Alexander Johannesen wrote:
> On 3/10/06, Gregg Wonderly <[EMAIL PROTECTED]> wrote:
> 
>>While I wholeheartedly agree with the premise of architecture before
>>design,
>>
> 
> 
> Damn, and here I was thinking architecture was a holistic design process. :)
> Seriously, though, what is your definition of design? It is a dangerous word
> to throw about, and I want to ask that because I cannot agree with
> "architecture before design".

Design is implementing the software that provides the features.  Architecture 
is 
deciding which things fit together to match the features that you need.

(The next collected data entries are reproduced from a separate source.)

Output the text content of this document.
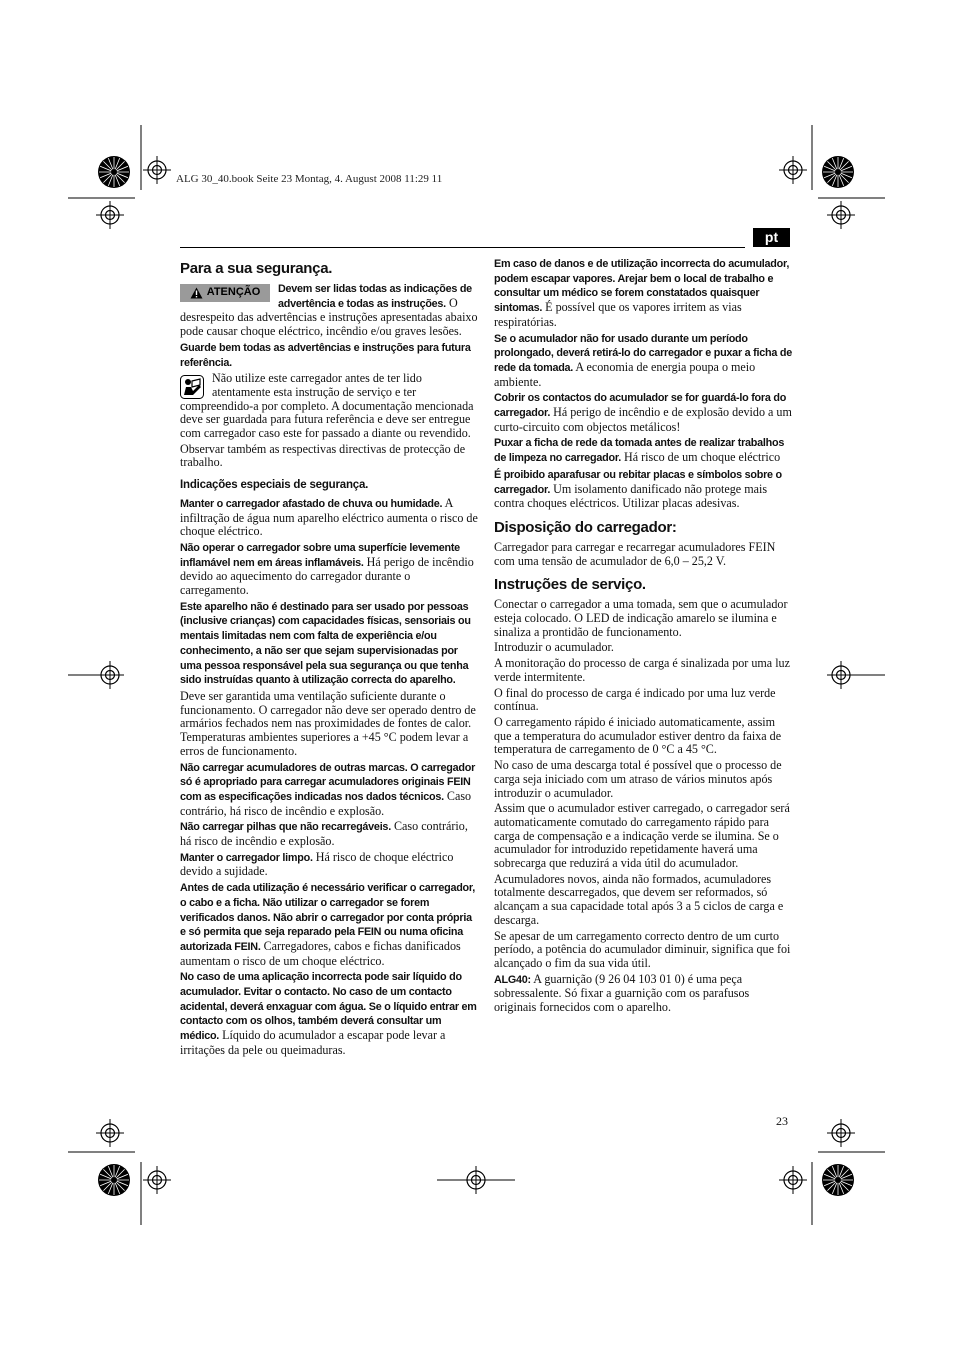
ALG 30_40.book Seite 23 Montag, 4. August 2008 11:29 11
pt
Para a sua segurança.
ATENÇÃO	Devem ser lidas todas as indicações de advertência e todas as instruções. O desrespeito das advertências e instruções apresentadas abaixo pode causar choque eléctrico, incêndio e/ou graves lesões.

Guarde bem todas as advertências e instruções para futura referência.

Não utilize este carregador antes de ter lido atentamente esta instrução de serviço e ter compreendido-a por completo. A documentação mencionada deve ser guardada para futura referência e deve ser entregue com carregador caso este for passado a diante ou revendido.

Observar também as respectivas directivas de protecção de trabalho.

Indicações especiais de segurança.

Manter o carregador afastado de chuva ou humidade. A infiltração de água num aparelho eléctrico aumenta o risco de choque eléctrico.

Não operar o carregador sobre uma superfície levemente inflamável nem em áreas inflamáveis. Há perigo de incêndio devido ao aquecimento do carregador durante o carregamento.

Este aparelho não é destinado para ser usado por pessoas (inclusive crianças) com capacidades físicas, sensoriais ou mentais limitadas nem com falta de experiência e/ou conhecimento, a não ser que sejam supervisionadas por uma pessoa responsável pela sua segurança ou que tenha sido instruídas quanto à utilização correcta do aparelho.

Deve ser garantida uma ventilação suficiente durante o funcionamento. O carregador não deve ser operado dentro de armários fechados nem nas proximidades de fontes de calor. Temperaturas ambientes superiores a +45 °C podem levar a erros de funcionamento.

Não carregar acumuladores de outras marcas. O carregador só é apropriado para carregar acumuladores originais FEIN com as especificações indicadas nos dados técnicos. Caso contrário, há risco de incêndio e explosão.

Não carregar pilhas que não recarregáveis. Caso contrário, há risco de incêndio e explosão.

Manter o carregador limpo. Há risco de choque eléctrico devido a sujidade.

Antes de cada utilização é necessário verificar o carregador, o cabo e a ficha. Não utilizar o carregador se forem verificados danos. Não abrir o carregador por conta própria e só permita que seja reparado pela FEIN ou numa oficina autorizada FEIN. Carregadores, cabos e fichas danificados aumentam o risco de um choque eléctrico.

No caso de uma aplicação incorrecta pode sair líquido do acumulador. Evitar o contacto. No caso de um contacto acidental, deverá enxaguar com água. Se o líquido entrar em contacto com os olhos, também deverá consultar um médico. Líquido do acumulador a escapar pode levar a irritações da pele ou queimaduras.

Em caso de danos e de utilização incorrecta do acumulador, podem escapar vapores. Arejar bem o local de trabalho e consultar um médico se forem constatados quaisquer sintomas. É possível que os vapores irritem as vias respiratórias.

Se o acumulador não for usado durante um período prolongado, deverá retirá-lo do carregador e puxar a ficha de rede da tomada. A economia de energia poupa o meio ambiente.

Cobrir os contactos do acumulador se for guardá-lo fora do carregador. Há perigo de incêndio e de explosão devido a um curto-circuito com objectos metálicos!

Puxar a ficha de rede da tomada antes de realizar trabalhos de limpeza no carregador. Há risco de um choque eléctrico

É proibido aparafusar ou rebitar placas e símbolos sobre o carregador. Um isolamento danificado não protege mais contra choques eléctricos. Utilizar placas adesivas.

Disposição do carregador:

Carregador para carregar e recarregar acumuladores FEIN com uma tensão de acumulador de 6,0 – 25,2 V.

Instruções de serviço.

Conectar o carregador a uma tomada, sem que o acumulador esteja colocado. O LED de indicação amarelo se ilumina e sinaliza a prontidão de funcionamento.

Introduzir o acumulador.

A monitoração do processo de carga é sinalizada por uma luz verde intermitente.

O final do processo de carga é indicado por uma luz verde contínua.

O carregamento rápido é iniciado automaticamente, assim que a temperatura do acumulador estiver dentro da faixa de temperatura de carregamento de 0 °C a 45 °C.

No caso de uma descarga total é possível que o processo de carga seja iniciado com um atraso de vários minutos após introduzir o acumulador.

Assim que o acumulador estiver carregado, o carregador será automaticamente comutado do carregamento rápido para carga de compensação e a indicação verde se ilumina. Se o acumulador for introduzido repetidamente haverá uma sobrecarga que reduzirá a vida útil do acumulador.

Acumuladores novos, ainda não formados, acumuladores totalmente descarregados, que devem ser reformados, só alcançam a sua capacidade total após 3 a 5 ciclos de carga e descarga.

Se apesar de um carregamento correcto dentro de um curto período, a potência do acumulador diminuir, significa que foi alcançado o fim da sua vida útil.

ALG40: A guarnição (9 26 04 103 01 0) é uma peça sobressalente. Só fixar a guarnição com os parafusos originais fornecidos com o aparelho.

23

In the architecture phase, you would decide where certain computing activities 
best fit in the system.  You might detail how those computing activities are 
started, controlled and monitored.  The transport of data in your system needs 
to take into account the amount of data and the type of data you need at each 
computational node.

The problem is that if you design some small bit of your system first, and then 
design another part, and then another part, and then try and create an 
architecture that makes them all work together for the system that you need, 
you'll probably miss an important architural consideration.  Some software 
platforms provide a better opportunity to manage data transport mismatches than 
others.  I've talked about my preference of mobile code here already.  It 
allows 
me to move some computations around, and lets me manage data use in new ways, 
without the client ever knowing.

Just this week, I used mobile code to move an expensive database query from a 
remote operation to a local operation on a lazily updated local copy of a 
database.  Noone new what happened, only that they saw a 10 times reduction in 
time associated with database queries (read only users).

In the case that you know about the size and complexity of data and code 
interactions, an architectural experience would have implemented this up front. 
  But, I didn't know how big the database would get.  So, I just deferred on 
the 
initial implementation to the fastest way to a working implementation, and then 
got to adjust the implementation after the fact.